Shift4 partnered with StoreFrontBackTalk.com and made the podcast to help merchants simplify PCI implementation and achieve total security for their payment systems. And, if implemented properly, CIRT solutions that are Payment Applications Best Practices compliant relieve merchants from the burden of storing, processing and transmitting cardholder data.
Cardholder storage and security, according to industry specialists, is the top priority of any financial institution. An IT executive's most frightening scenario is the 2 a.m. phone call from an employee who has lost cardholder information. It might happen from a power outage; missing data could be on a memory stick dropped behind an airplane seat cushion; it could be on a personal digital assistant device or cell phone stolen from a convention floor.
What happens to the card data after the crisis is over? What are your company's policies on duplicated cardholder data and its storage? How do you change employee attitudes about security and attack the human factors responsible for data breaches and theft? According to J.D. Oder, founder and Chief Technology Officer of Shift4, sound in-house company security policies need constant review and revision.
"You can strictly enforce things, even beat your employees over the head with a stick, but it's a moot point if the employee does everything right and the company infrastructure fails," Oder said. "The challenge we run into with policy is that policy is words. But it's the actions and ability to stay focused on a day-to-day basis that keeps card data in control. Breaches happen when mistakes are made, but simplifying PCI means having the right technology in place."
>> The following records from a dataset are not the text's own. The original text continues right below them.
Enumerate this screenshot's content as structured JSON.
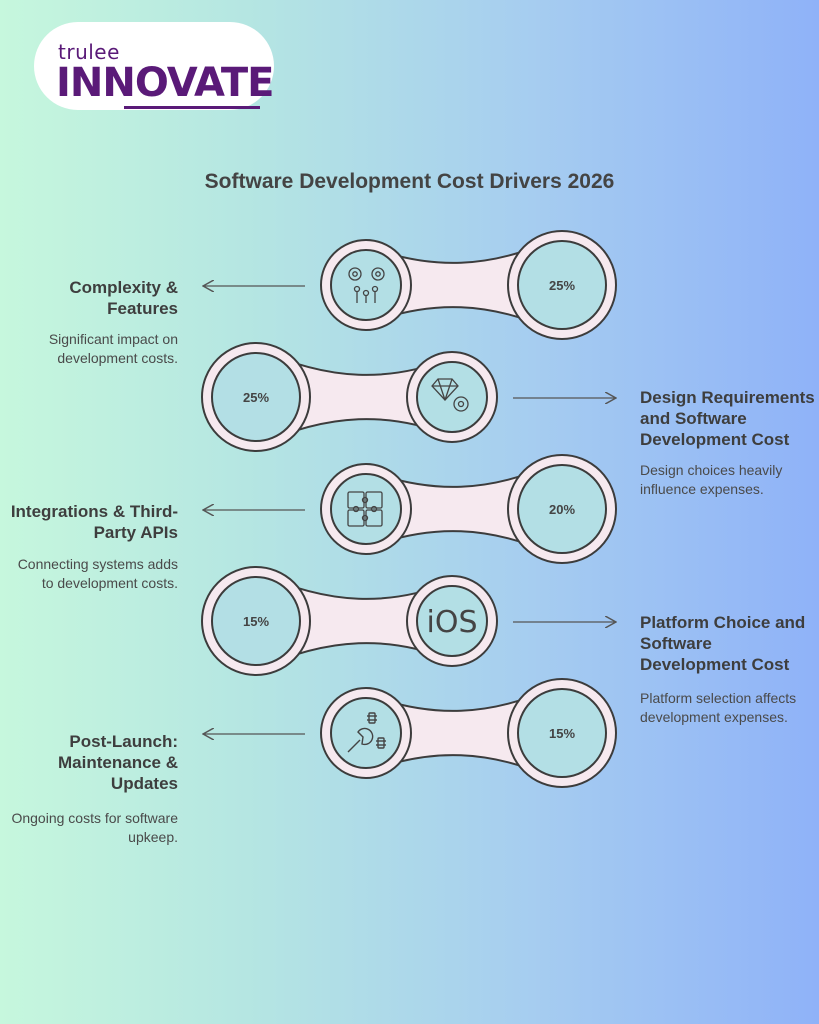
{
  "logo": {
    "small": "trulee",
    "big": "INNOVATE"
  },
  "title": "Software Development Cost Drivers 2026",
  "items": [
    {
      "heading": "Complexity & Features",
      "description": "Significant impact on development costs.",
      "percent": "25%",
      "icon": "gears-icon"
    },
    {
      "heading": "Design Requirements and Software Development Cost",
      "description": "Design choices heavily influence expenses.",
      "percent": "25%",
      "icon": "diamond-gear-icon"
    },
    {
      "heading": "Integrations & Third-Party APIs",
      "description": "Connecting systems adds to development costs.",
      "percent": "20%",
      "icon": "puzzle-icon"
    },
    {
      "heading": "Platform Choice and Software Development Cost",
      "description": "Platform selection affects development expenses.",
      "percent": "15%",
      "icon": "ios-icon",
      "icon_text": "iOS"
    },
    {
      "heading": "Post-Launch: Maintenance & Updates",
      "description": "Ongoing costs for software upkeep.",
      "percent": "15%",
      "icon": "wrench-screws-icon"
    }
  ],
  "colors": {
    "shape_fill": "#f6e9ef",
    "stroke": "#3c3c3c",
    "inner_fill": "#b3dfe5",
    "logo_purple": "#5a1a78"
  }
}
Taylor suggested one way to do this is to move back to business architecture with centralized computing and virtual terminal devices. The less storage you put in the hands of individual employees, the less likely they are to put data helter-skelter into data storage systems. "The point is that it will be incredibly expensive to do this," Taylor said. "What we really need to do is look at how we reduce the volume of data that is all over the place."
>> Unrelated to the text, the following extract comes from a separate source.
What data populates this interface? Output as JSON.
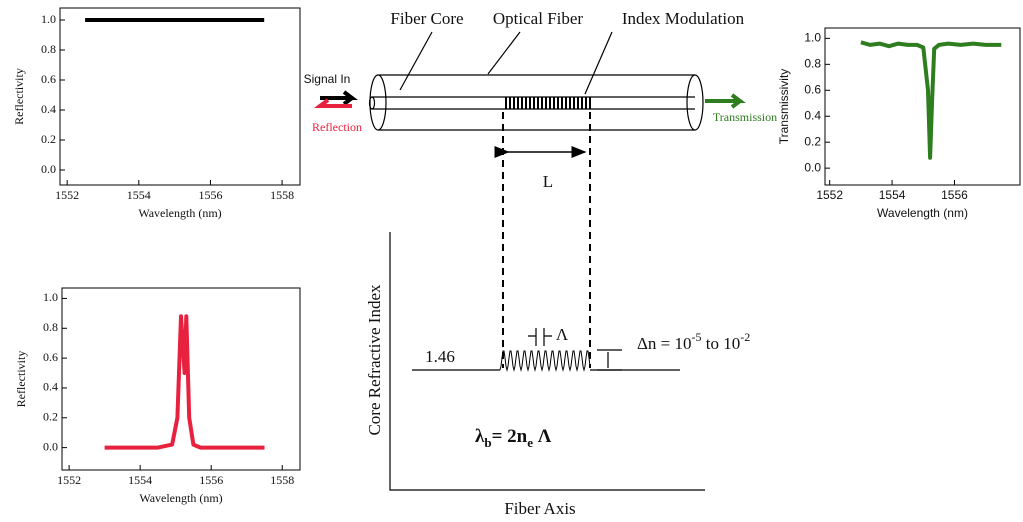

Finding and purging cardholder data located outside of centralized storage systems is a necessary thing, "whether you are talking about disabling individual and user functionality so they can't right-click on files and save them to their disks, or capture screens with credit card numbers on it and save it to a disk or another drive," Taylor said. "To avoid a regression, we have to greatly confine the sensitive cardholder data we have to as few locations as possible once we find it."